See, there was one intervening step between normal ovarian reserve and quality of life: the regularity of a woman’s menstrual cycle after undergoing chemotherapy and/or radiation treatment for cancer. All women lose a certain number of eggs during these treatments, but those with higher baseline reserve are more likely to withstand the treatment with their overall fertility unaffected. Women with lower ovarian reserve at baseline are more likely to have impaired fertility after treatment.
“But it wasn’t the lab and ultrasound markers of ovarian reserve alone that affected quality of life,” Kondapalli says. “It was a woman’s opinion of her fertility status based on her menstrual cycle that had the most impact on quality of life.”
Following cancer treatment, many women think that if they maintain regular menstrual cycles, their fertility is preserved, and that if their menstrual cycles become irregular, then they are likely infertile due to treatment.

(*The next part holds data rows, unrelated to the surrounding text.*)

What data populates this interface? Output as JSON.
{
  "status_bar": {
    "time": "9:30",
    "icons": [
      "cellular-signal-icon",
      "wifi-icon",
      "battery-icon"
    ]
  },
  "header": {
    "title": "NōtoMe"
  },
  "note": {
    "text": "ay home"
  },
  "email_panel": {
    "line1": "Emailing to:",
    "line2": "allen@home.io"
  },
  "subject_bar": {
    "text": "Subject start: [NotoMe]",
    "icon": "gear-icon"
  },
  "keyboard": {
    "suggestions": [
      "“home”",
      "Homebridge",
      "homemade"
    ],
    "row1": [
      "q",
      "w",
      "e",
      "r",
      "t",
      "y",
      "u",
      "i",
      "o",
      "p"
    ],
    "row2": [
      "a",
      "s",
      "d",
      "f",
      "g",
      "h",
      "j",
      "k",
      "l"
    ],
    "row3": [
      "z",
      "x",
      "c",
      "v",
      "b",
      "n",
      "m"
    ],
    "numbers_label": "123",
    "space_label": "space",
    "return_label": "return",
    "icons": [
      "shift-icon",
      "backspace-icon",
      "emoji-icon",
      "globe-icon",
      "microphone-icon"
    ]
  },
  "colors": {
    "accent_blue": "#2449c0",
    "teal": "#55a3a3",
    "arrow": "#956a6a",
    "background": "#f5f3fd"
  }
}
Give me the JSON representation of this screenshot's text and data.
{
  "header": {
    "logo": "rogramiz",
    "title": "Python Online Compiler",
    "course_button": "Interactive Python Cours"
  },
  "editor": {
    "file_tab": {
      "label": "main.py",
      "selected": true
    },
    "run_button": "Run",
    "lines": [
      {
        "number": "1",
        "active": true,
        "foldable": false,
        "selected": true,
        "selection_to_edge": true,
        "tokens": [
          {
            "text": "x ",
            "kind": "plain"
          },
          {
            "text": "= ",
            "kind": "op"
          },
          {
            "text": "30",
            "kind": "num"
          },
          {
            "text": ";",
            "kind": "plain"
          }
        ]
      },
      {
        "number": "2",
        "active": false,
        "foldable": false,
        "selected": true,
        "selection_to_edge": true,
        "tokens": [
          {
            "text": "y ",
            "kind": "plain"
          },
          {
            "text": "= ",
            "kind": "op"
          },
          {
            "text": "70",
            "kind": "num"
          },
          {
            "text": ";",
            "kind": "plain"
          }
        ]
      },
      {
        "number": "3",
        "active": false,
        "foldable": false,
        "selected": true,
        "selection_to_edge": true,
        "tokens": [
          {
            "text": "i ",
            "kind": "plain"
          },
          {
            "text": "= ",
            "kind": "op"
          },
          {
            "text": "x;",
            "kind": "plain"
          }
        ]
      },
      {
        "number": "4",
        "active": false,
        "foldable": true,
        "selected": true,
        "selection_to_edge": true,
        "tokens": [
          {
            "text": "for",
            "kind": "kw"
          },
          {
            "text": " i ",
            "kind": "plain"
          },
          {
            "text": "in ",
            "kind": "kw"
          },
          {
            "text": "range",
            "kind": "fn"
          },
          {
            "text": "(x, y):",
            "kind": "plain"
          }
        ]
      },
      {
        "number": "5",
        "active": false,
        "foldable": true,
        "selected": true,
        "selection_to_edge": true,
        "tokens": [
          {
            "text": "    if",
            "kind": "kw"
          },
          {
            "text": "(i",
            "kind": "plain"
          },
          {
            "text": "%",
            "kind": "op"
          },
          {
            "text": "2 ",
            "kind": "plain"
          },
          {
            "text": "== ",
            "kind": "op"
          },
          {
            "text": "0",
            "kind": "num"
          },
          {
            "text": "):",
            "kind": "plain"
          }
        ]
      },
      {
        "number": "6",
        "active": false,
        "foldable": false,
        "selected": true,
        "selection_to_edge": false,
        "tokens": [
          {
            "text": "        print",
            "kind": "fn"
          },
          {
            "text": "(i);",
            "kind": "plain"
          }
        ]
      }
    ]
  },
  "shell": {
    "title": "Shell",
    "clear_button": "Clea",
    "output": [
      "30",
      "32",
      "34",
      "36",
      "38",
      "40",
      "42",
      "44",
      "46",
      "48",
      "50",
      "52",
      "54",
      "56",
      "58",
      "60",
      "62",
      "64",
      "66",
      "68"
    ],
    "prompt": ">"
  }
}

“This isn’t necessarily the case, because we are finding that menstrual cyclicity is a poor predictor of fertility status in these young, female cancer survivors,” Kondapalli says. “Survivors may be falsely reassured if they resume normal periods, or they may be unnecessarily stressed if they don’t get regular periods after cancer treatment.”
According to Kondapalli, women with high ovarian reserve are less likely to experience symptoms of early menopause after cancer treatment. And it is these symptoms that go on to influence young patients’ quality of life.
“I think what our study demonstrates is that clearly there are many components that impact a survivor’s quality of life after cancer treatment. Although objective markers of ovarian reserve play an important role, a woman’s perception of her own fertility status was more influential in her overall quality of life,” Kondapalli says.
Understanding the different factors involved with quality of life in this population may help identify ways to manage late effects of treatment and improve comprehensive survivorship care.